When I came to the Philippines like some people, and unlike some others, I didn’t come to find a wife or to find love. I came for work without even thinking about what it would be like when it came to my dating life. When I first got here, I really didn’t go out much. I didn’t know many people and didn’t date very often. I was fortunate to meet some really quality friends right off the bat and have the occasional events to go to. My friend came from the UK and got bored a little easier and was somewhat antsy to go out more and before long, we became “famous” Hybrid and Starr patrons (Of course I don’t really believe we became famous. Filipinas say that we are in a joking way because everyone knew us there).
I have not been a good boy or a bad boy as far as I am concerned. I don’t think I am a “slut”, definitely not a pervert, but am also not an angel. But I have in all honesty had both meaningless flings and also meaningful dates and series of dates with people to this day that I care for and think highly of.

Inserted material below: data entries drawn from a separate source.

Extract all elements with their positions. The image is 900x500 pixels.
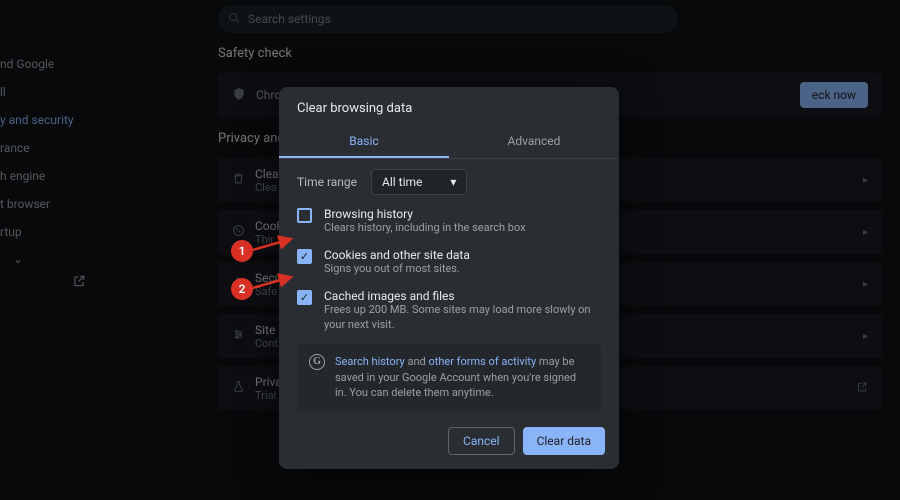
time-range-value: All time (382, 175, 422, 189)
option-cached[interactable]: ✓ Cached images and files Frees up 200 M… (297, 289, 601, 333)
dropdown-icon: ▾ (450, 175, 456, 189)
note-link-other-activity[interactable]: other forms of activity (428, 355, 536, 368)
annotation-badge-2: 2 (231, 278, 253, 300)
google-icon: G (309, 354, 325, 370)
clear-data-button[interactable]: Clear data (523, 427, 605, 455)
dialog-tabs: Basic Advanced (279, 126, 619, 159)
tab-advanced[interactable]: Advanced (449, 126, 619, 158)
tab-basic[interactable]: Basic (279, 126, 449, 158)
google-account-note: G Search history and other forms of acti… (297, 344, 601, 410)
checkbox-cookies[interactable]: ✓ (297, 249, 312, 264)
clear-browsing-data-dialog: Clear browsing data Basic Advanced Time … (279, 87, 619, 469)
time-range-label: Time range (297, 175, 357, 189)
checkbox-browsing-history[interactable] (297, 208, 312, 223)
option-browsing-history[interactable]: Browsing history Clears history, includi… (297, 207, 601, 236)
dialog-title: Clear browsing data (279, 87, 619, 126)
cancel-button[interactable]: Cancel (448, 427, 515, 455)
option-cookies[interactable]: ✓ Cookies and other site data Signs you … (297, 248, 601, 277)
note-link-search-history[interactable]: Search history (335, 355, 405, 368)
annotation-badge-1: 1 (231, 240, 253, 262)
checkbox-cached[interactable]: ✓ (297, 290, 312, 305)
time-range-select[interactable]: All time ▾ (371, 169, 467, 195)
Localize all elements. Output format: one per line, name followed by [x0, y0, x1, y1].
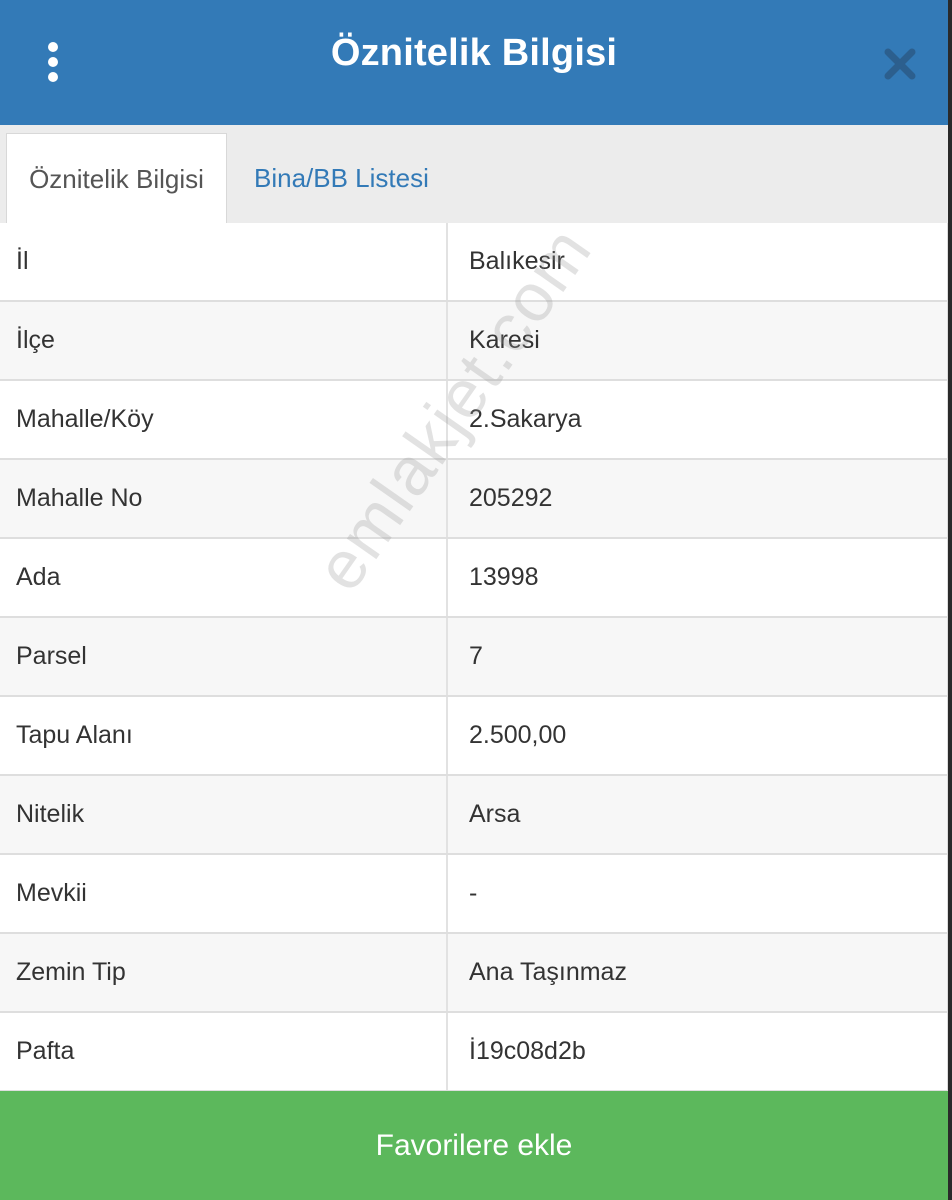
- add-to-favorites-button[interactable]: Favorilere ekle: [0, 1091, 948, 1200]
- attribute-table: İl Balıkesir İlçe Karesi Mahalle/Köy 2.Sakary…: [0, 223, 948, 1092]
- attribute-label: Tapu Alanı: [0, 697, 448, 774]
- attribute-info-dialog: Öznitelik Bilgisi Öznitelik Bilgisi Bina…: [0, 0, 948, 1200]
- table-row: Pafta İ19c08d2b: [0, 1013, 947, 1092]
- table-row: Ada 13998: [0, 539, 947, 618]
- table-row: Parsel 7: [0, 618, 947, 697]
- table-row: Zemin Tip Ana Taşınmaz: [0, 934, 947, 1013]
- table-row: İlçe Karesi: [0, 302, 947, 381]
- attribute-value: 7: [469, 642, 483, 670]
- attribute-label: Nitelik: [0, 776, 448, 853]
- table-row: Mahalle/Köy 2.Sakarya: [0, 381, 947, 460]
- attribute-value: Balıkesir: [469, 247, 565, 275]
- attribute-value: Arsa: [469, 800, 521, 828]
- attribute-value: İ19c08d2b: [469, 1037, 586, 1065]
- dialog-title: Öznitelik Bilgisi: [330, 32, 618, 74]
- attribute-label: Mahalle/Köy: [0, 381, 448, 458]
- attribute-label: Mahalle No: [0, 460, 448, 537]
- attribute-label: Pafta: [0, 1013, 448, 1090]
- attribute-value: Karesi: [469, 326, 540, 354]
- table-row: Tapu Alanı 2.500,00: [0, 697, 947, 776]
- attribute-label: Mevkii: [0, 855, 448, 932]
- attribute-value: 13998: [469, 563, 539, 591]
- tab-bar: Öznitelik Bilgisi Bina/BB Listesi: [0, 125, 948, 225]
- attribute-value: Ana Taşınmaz: [469, 958, 627, 986]
- attribute-label: İlçe: [0, 302, 448, 379]
- table-row: İl Balıkesir: [0, 223, 947, 302]
- attribute-value: 2.500,00: [469, 721, 567, 749]
- attribute-label: İl: [0, 223, 448, 300]
- table-row: Mevkii -: [0, 855, 947, 934]
- close-icon[interactable]: [880, 44, 920, 84]
- attribute-label: Zemin Tip: [0, 934, 448, 1011]
- tab-building-list[interactable]: Bina/BB Listesi: [234, 133, 449, 223]
- attribute-label: Ada: [0, 539, 448, 616]
- tab-attribute-info[interactable]: Öznitelik Bilgisi: [6, 133, 227, 223]
- attribute-value: -: [469, 879, 478, 907]
- table-row: Nitelik Arsa: [0, 776, 947, 855]
- attribute-value: 2.Sakarya: [469, 405, 582, 433]
- attribute-value: 205292: [469, 484, 553, 512]
- table-row: Mahalle No 205292: [0, 460, 947, 539]
- attribute-label: Parsel: [0, 618, 448, 695]
- dialog-header: Öznitelik Bilgisi: [0, 0, 948, 125]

I can easily boast that I have never cheated like many guys I know have and do; however, I have also not often committed which in itself is not good. As mentioned, I did have a nice relationship which was very comfortable that lasted three or four months since I have been in Davao. It didn’t end because of a third party or anything like that and we are still friends and warm when we bump into each other, but simply, the age gap and reality probably wasn’t ideal.
Yes, I have been “committment challenged”. I know that there is always a prettier girl, smarter girl, funnier girl and the grass is always greener, but the saying goes that indecision is a form of insanity. You will go insane if you constantly try to do better because there is no ideal point. It is all subjective and could always be changing.
So the logical solution is to find the person that matches as closely as possible to your “goals for a mate” and then work hard at creating something fun and honest and real. You would then never need to look at another woman, right? Why does that sound so easy? It isn’t. That takes a strong, honest and mature man. Am I that guy? I think I could be!